To determine whether CT-guided mucociliary clearance studies allow differentiation between bronchiectasis associated with primary ciliary dyskinesia (PCD) and those unrelated to congenital or genetically transmitted defects. Fifteen children aged 4-18 years with a CT diagnosis of bronchiectasis were included in the study. Six had PCD, while in nine cases no congenital disorder was demonstrated. CT showed bronchiectasis in 26 (29%) of 90 lung regions. Radiolabelled aerosol studies were conducted globally for each lung and on the regions affected by bronchiectasis.

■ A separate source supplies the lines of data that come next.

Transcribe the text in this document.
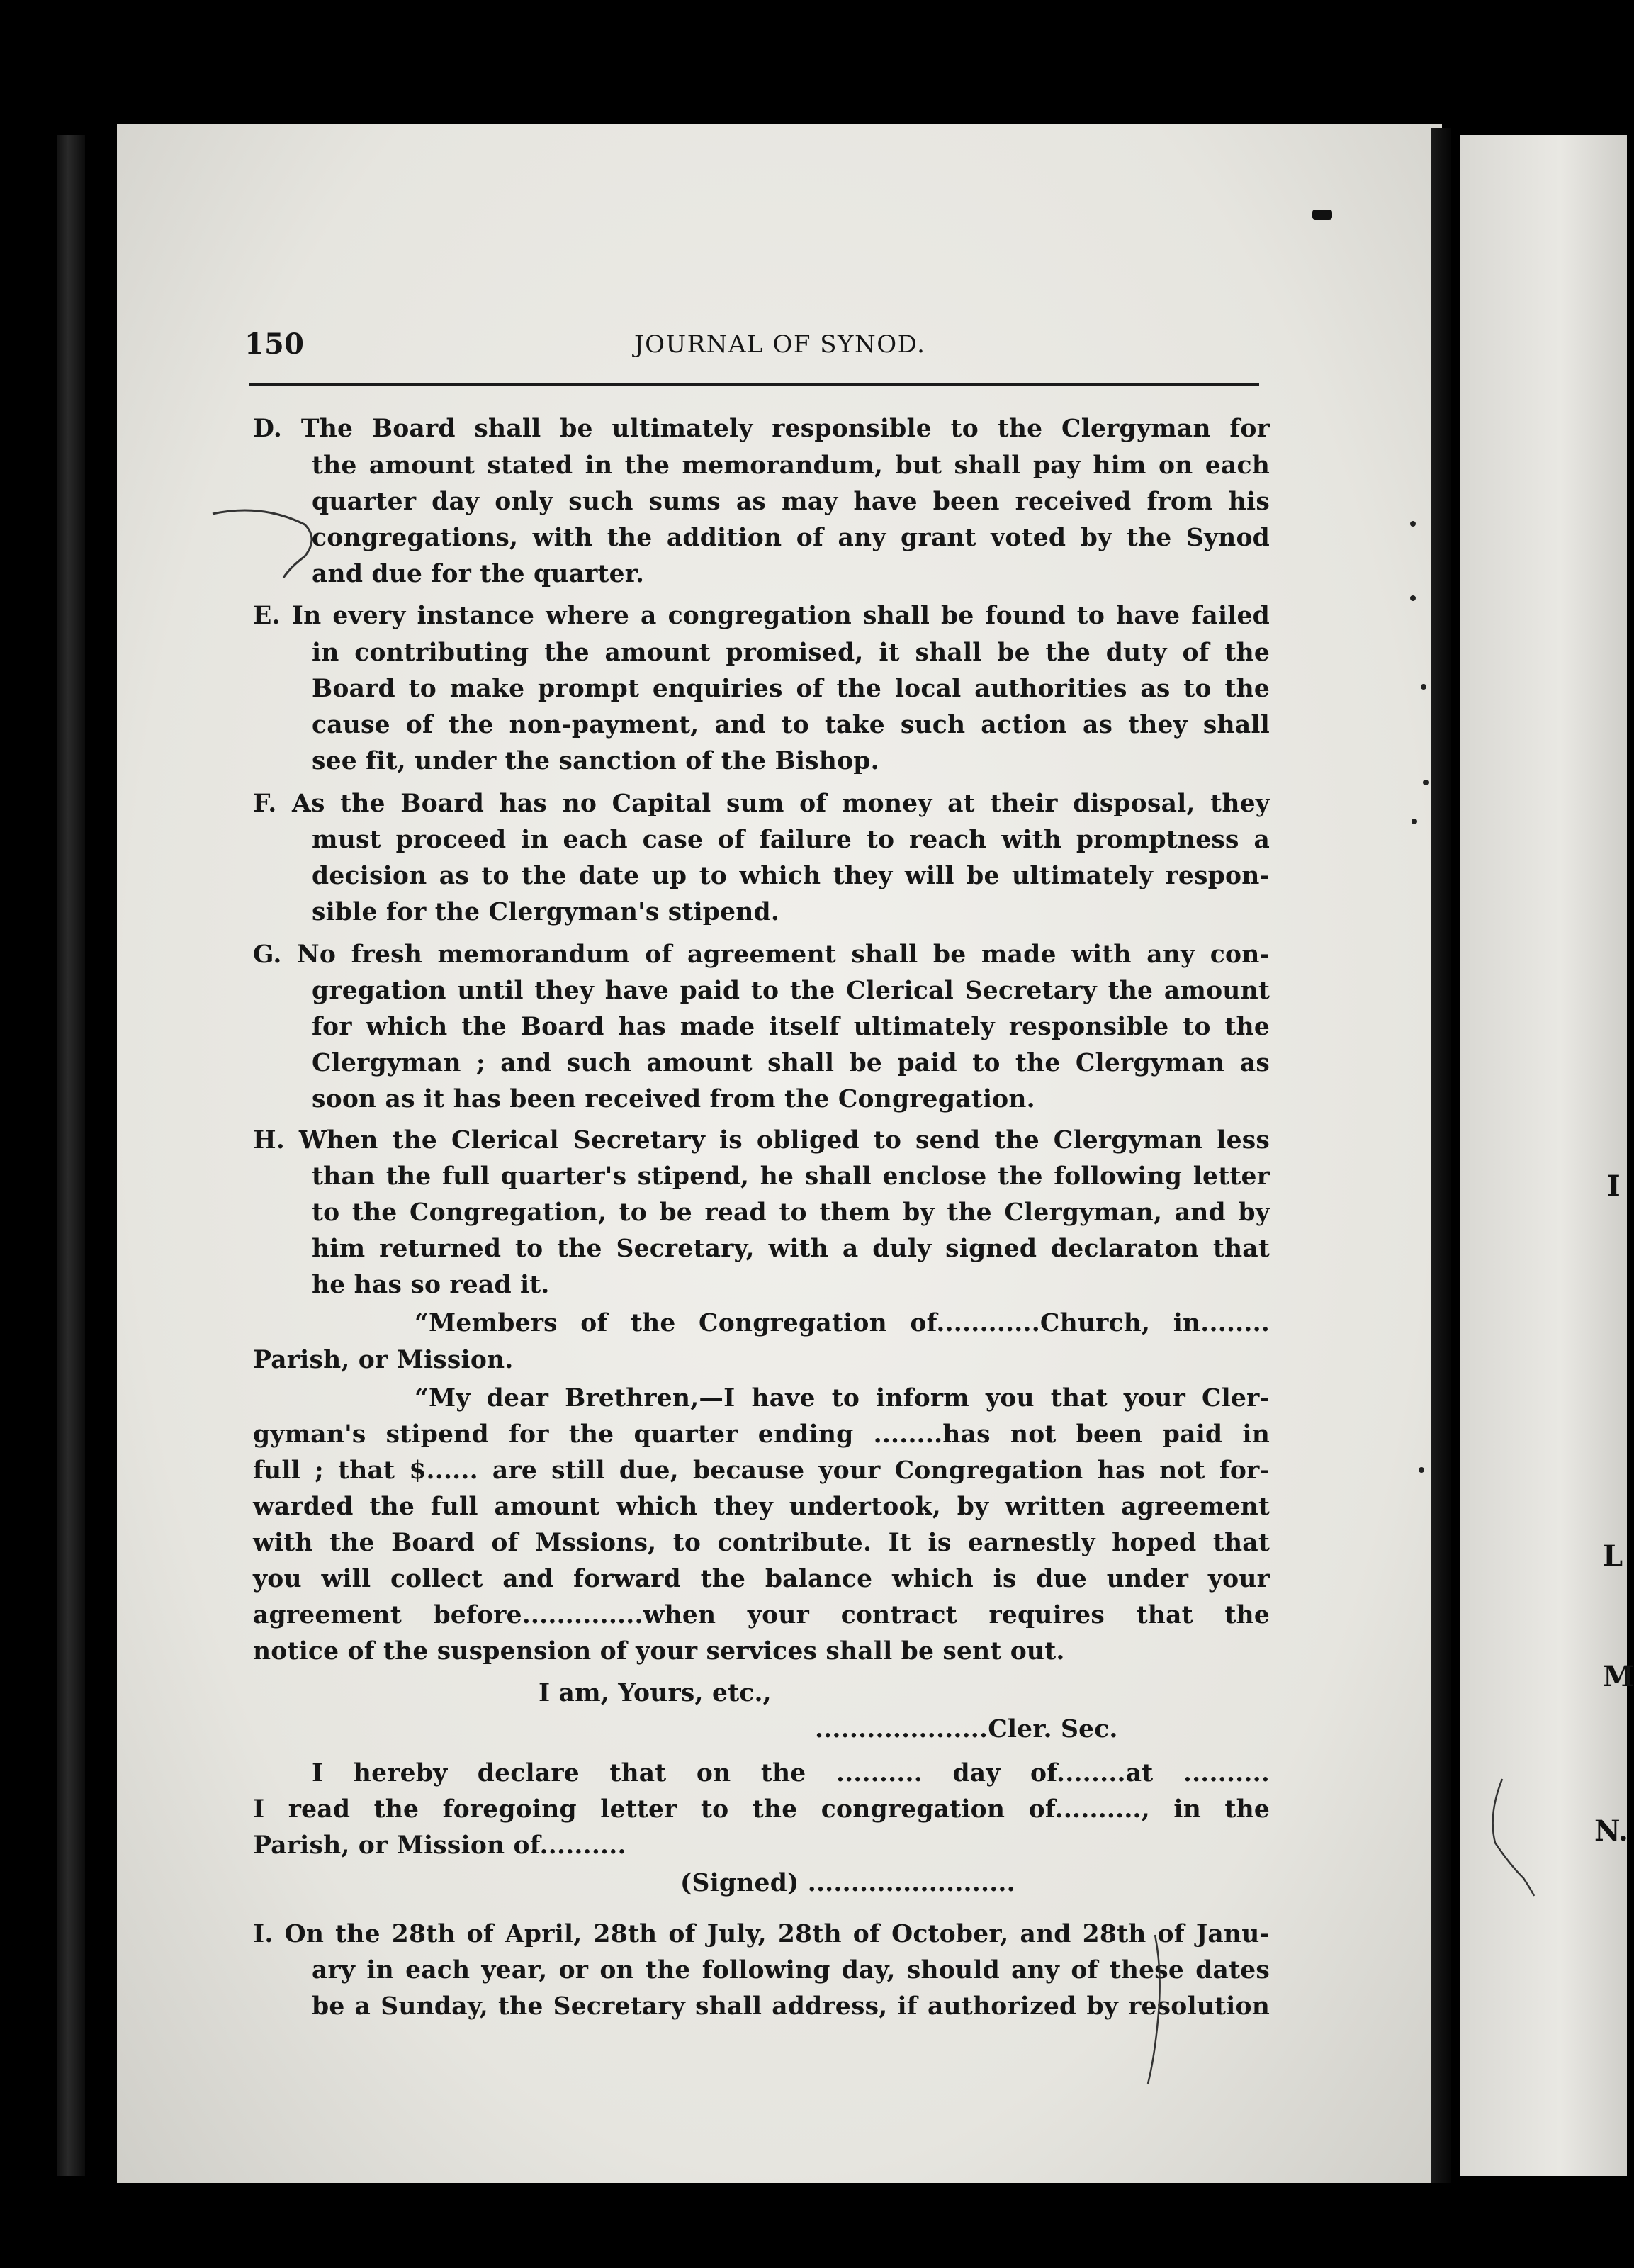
I
L
M
N.
150	JOURNAL OF SYNOD.
D. The Board shall be ultimately responsible to the Clergyman for
the amount stated in the memorandum, but shall pay him on each
quarter day only such sums as may have been received from his
congregations, with the addition of any grant voted by the Synod
and due for the quarter.
E. In every instance where a congregation shall be found to have failed
in contributing the amount promised, it shall be the duty of the
Board to make prompt enquiries of the local authorities as to the
cause of the non-payment, and to take such action as they shall
see fit, under the sanction of the Bishop.
F. As the Board has no Capital sum of money at their disposal, they
must proceed in each case of failure to reach with promptness a
decision as to the date up to which they will be ultimately respon-
sible for the Clergyman's stipend.
G. No fresh memorandum of agreement shall be made with any con-
gregation until they have paid to the Clerical Secretary the amount
for which the Board has made itself ultimately responsible to the
Clergyman ; and such amount shall be paid to the Clergyman as
soon as it has been received from the Congregation.
H. When the Clerical Secretary is obliged to send the Clergyman less
than the full quarter's stipend, he shall enclose the following letter
to the Congregation, to be read to them by the Clergyman, and by
him returned to the Secretary, with a duly signed declaraton that
he has so read it.
“Members of the Congregation of............Church, in........
Parish, or Mission.
“My dear Brethren,—I have to inform you that your Cler-
gyman's stipend for the quarter ending ........has not been paid in
full ; that $...... are still due, because your Congregation has not for-
warded the full amount which they undertook, by written agreement
with the Board of Mssions, to contribute. It is earnestly hoped that
you will collect and forward the balance which is due under your
agreement before..............when your contract requires that the
notice of the suspension of your services shall be sent out.
I am, Yours, etc.,
....................Cler. Sec.
I hereby declare that on the .......... day of........at ..........
I read the foregoing letter to the congregation of.........., in the
Parish, or Mission of..........
(Signed) ........................
I. On the 28th of April, 28th of July, 28th of October, and 28th of Janu-
ary in each year, or on the following day, should any of these dates
be a Sunday, the Secretary shall address, if authorized by resolution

Global half-time of activity (t 1/2) values of patients with PCD were significantly higher (P < 0.001) than those with bronchiectasis unrelated to congenital disorders. Among the 26 lung regions in which CT demonstrated bronchiectasis, regional clearance was abnormal in 24 cases. Patients with PCD showed no statistically significant difference between regional and global t 1/2 values. Patients with bronchiectasis unrelated to congenital disorders showed significantly higher regional t 1/2 values in the affected regions with respect to the corresponding global pulmonary t 1/2 (P < 0.06). The combination of morphological CT information with functional data concerning the clearance of radiolabelled aerosol adds to our understanding of pulmonary impairment in children with bronchiectasis. In particular, regional studies allow the recognition of different mucociliary clearance patterns in bronchiectasis associated with PCD and those unrelated to congenital or genetically transmitted defects.